We failed to detect significant changes in negative mood regulation following intervention. While mindfulness has been shown to enhance emotion regulation abilities, a majority of these studies are conducted on younger or middle-aged adults. Conversely, the developmental literature suggests that emotion regulation abilities actually improve with advanced age (e.g., Mather & Carstensen, 2005; Carstensen et al., 2011), suggesting that the effects of mindfulness on older adults’ emotion regulation may be subtler than other age groups or might require a longer retest window to show more dramatic effects.

Limitations and future directions

While the current results show short-term training effects after as little as 8 weeks of training, the long-term impact – and presumably preventative benefits – remains currently unknown. Future replications of this work should consider longer-term follow-up to address this issue. Moreover, while a rigorous randomized controlled trial design with repeated measures effects was employed in this study, the small sample size used indicates the need for future replications with larger samples to ascertain the reliability of the observed effects. Additionally, the current sample was comprised of a relatively homogeneous group of healthy (i.e., non-demented), well-educated, Caucasian individuals. While this homogeneity supported the internal validity of our design, questions remain regarding the generalizability to more diverse samples, which should again be addressed in future replications of this work.
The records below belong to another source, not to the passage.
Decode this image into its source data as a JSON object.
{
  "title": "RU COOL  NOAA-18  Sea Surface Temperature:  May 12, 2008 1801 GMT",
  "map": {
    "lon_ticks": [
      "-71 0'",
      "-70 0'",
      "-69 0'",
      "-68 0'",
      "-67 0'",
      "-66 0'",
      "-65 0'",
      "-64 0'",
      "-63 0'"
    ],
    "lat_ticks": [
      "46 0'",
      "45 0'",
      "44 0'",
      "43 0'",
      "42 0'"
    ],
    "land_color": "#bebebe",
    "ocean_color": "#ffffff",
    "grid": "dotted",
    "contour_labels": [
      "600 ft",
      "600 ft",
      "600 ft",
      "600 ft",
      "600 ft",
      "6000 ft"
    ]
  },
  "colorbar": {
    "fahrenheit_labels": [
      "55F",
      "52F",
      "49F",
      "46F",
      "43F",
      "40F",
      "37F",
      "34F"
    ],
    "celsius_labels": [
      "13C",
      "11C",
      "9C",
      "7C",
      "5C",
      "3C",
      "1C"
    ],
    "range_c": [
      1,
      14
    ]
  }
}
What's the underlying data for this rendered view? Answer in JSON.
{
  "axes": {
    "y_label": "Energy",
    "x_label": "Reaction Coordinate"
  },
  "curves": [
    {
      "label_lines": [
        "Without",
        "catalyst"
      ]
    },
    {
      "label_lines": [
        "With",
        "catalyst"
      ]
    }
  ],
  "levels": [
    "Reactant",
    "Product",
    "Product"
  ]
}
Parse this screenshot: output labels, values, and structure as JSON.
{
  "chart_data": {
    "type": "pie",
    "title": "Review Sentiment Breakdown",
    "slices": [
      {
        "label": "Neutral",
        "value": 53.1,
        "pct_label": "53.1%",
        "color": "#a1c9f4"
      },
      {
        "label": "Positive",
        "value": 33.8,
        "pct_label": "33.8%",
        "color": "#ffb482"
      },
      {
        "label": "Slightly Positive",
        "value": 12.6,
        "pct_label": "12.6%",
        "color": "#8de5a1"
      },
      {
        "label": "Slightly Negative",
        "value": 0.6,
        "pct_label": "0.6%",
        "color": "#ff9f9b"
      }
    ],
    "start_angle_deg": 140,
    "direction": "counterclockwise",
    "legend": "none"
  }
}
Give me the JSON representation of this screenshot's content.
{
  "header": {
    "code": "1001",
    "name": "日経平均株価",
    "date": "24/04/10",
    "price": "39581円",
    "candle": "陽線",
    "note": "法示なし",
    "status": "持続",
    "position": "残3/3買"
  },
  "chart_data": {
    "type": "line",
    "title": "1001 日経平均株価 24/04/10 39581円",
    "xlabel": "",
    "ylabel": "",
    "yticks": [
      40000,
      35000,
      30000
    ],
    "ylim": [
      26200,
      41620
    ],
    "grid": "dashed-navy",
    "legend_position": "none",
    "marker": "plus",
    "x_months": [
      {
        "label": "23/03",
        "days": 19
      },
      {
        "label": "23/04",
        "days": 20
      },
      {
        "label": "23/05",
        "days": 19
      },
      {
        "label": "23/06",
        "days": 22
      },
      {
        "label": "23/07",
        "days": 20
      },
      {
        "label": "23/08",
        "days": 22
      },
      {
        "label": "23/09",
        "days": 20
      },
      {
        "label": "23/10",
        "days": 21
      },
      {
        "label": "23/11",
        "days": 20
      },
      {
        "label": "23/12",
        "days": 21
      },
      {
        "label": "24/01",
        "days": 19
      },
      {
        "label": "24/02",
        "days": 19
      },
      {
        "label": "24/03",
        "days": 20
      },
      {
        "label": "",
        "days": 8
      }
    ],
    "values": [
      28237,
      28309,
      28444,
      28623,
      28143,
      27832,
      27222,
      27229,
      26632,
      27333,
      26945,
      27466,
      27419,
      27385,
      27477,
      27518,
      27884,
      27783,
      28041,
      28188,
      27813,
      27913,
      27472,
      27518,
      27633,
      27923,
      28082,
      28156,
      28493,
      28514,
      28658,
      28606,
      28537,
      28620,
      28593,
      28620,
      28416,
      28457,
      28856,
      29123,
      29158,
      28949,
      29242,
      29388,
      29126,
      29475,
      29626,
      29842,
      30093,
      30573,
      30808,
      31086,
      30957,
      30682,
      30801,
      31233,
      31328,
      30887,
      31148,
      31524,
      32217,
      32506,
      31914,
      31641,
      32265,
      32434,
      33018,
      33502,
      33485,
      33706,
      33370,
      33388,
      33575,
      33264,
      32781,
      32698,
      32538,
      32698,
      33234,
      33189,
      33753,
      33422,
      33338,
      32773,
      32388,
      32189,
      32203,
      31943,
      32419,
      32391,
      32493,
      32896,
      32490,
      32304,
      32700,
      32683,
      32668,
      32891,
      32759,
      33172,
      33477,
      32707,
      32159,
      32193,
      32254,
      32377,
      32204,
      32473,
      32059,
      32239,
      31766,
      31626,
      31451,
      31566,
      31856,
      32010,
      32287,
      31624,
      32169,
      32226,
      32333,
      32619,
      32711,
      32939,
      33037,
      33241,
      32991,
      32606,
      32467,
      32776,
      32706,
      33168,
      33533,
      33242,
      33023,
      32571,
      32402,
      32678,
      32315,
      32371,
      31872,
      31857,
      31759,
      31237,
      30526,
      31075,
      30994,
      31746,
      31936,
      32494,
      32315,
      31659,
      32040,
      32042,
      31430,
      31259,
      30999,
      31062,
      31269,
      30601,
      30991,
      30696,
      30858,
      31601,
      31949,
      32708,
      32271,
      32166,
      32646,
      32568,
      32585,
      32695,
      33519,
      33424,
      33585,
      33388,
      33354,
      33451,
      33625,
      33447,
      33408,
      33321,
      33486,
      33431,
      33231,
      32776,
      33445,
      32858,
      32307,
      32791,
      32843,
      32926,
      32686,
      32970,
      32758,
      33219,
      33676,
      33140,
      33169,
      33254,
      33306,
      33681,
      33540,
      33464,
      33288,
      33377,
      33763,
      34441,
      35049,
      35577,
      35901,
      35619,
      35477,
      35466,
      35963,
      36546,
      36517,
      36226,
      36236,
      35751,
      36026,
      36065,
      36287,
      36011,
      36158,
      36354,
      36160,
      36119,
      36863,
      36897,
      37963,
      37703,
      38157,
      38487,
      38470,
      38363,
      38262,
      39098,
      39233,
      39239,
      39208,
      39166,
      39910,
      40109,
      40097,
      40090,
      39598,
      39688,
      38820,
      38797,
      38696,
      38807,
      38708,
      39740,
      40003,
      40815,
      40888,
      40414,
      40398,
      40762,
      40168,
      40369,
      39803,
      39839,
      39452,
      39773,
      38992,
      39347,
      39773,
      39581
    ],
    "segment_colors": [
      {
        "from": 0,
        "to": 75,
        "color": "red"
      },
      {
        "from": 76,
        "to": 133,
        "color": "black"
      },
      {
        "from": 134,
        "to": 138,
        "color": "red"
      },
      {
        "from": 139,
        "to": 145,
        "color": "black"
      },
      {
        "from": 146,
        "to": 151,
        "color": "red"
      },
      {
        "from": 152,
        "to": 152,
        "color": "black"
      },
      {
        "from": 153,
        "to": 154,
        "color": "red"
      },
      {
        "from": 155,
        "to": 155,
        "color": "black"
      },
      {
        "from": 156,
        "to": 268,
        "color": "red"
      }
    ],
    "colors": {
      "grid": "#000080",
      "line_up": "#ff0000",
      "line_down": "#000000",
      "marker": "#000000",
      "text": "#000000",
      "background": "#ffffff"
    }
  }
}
The current results suggest that neural and behavioral plasticity in the performance monitoring system is evident after only 8 weeks of mindfulness training, and adds to the emerging body of literature illuminating the mechanisms by which mindfulness exerts its salutary effects on cognitive and emotional functioning. Moreover, observing these effects in older adults (including those who may be at risk for non-normal cognitive decline) supports the utility of pursuing non-pharmacologic interventions that could serve to provide a buffer against or attenuate the rate of any incipient cognitive decline. This has implications not only for older adults themselves, but also in terms of costs to the healthcare system.